I was a college sophomore working at a church plant in San Diego. Part of my job was assisting the youth minister, so we boogied up to Biola in L.A. for a Christ in Youth conference. At the conference, one of these child sponsorship programs was doing their shtik. And there I was, pushing these high school kids towards giving when I hadn’t been a consistent donor for anything in my whole life. Well the Holy Spirit moved on me in power and prompted me up to the table and I connected with the picture of this little kid named Joffrey. The price tag was, at the time, like $32 a month. That was a freaking fortune for a stingy punk like me, but each day the Spirit worked on me and worked on me. I put up a good fight, “I can’t even buy gas consistently. How am I supposed to sponsor this kid?!” Finally I filled out my debit card information and turned in the paper.
And you know what?
It’s seven years later. I’m married. I’m raising support myself. And here we are, still supporting Joffrey. I only missed a donation twice in all of that time when my local bank switched owners, other than that it’s one solid line of small monthly gifts. My giving habits and the life of one little kid have both been changed forever. All because a poor college student decided to take a risk, obey, and pick up a paper that others may have ignored, pick it up and give month after month until Joffrey was grown.
One of my own supporters is a college student.
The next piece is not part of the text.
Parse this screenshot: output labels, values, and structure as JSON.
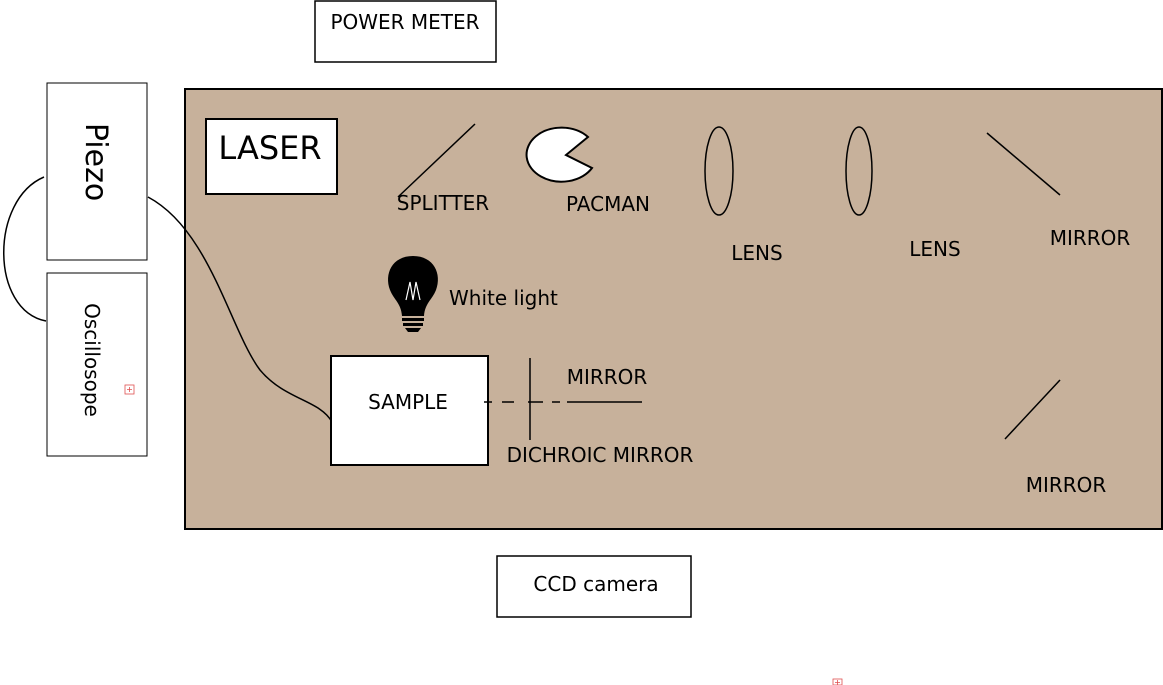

He said recently, “I want to support you, Lance, but I’m poor. I think I can do five dollars a month. I don’t think I can do seven. I wish I could do more…” He doesn’t get the math. Five dollars times twelve months is sixty bucks, which is more than our average one-time donation. Sixty bucks times thirty years is one-thousand-eight-hundred dollars, which is more than our highest one-time donation. That’s the power of consistent obedience, of small things done with great love and faithfulness. He says I wish I could do more, but I remember a young college sophomore than decided to take a $32/month risk. The risk of that poor student version of me is worth well over $2, 700 by now – and that’s just financial, that’s not including the intangibles like education and faith that Joffrey received.
You know what I probably said the second I turned in those child sponsorship papers?
“I wish I could do more.”
I was a fool. The widow did do more. More than she could ever imagine. That’s what happens when you give your fishes and loaves to The Master:
He feeds the multitude your sacrifice.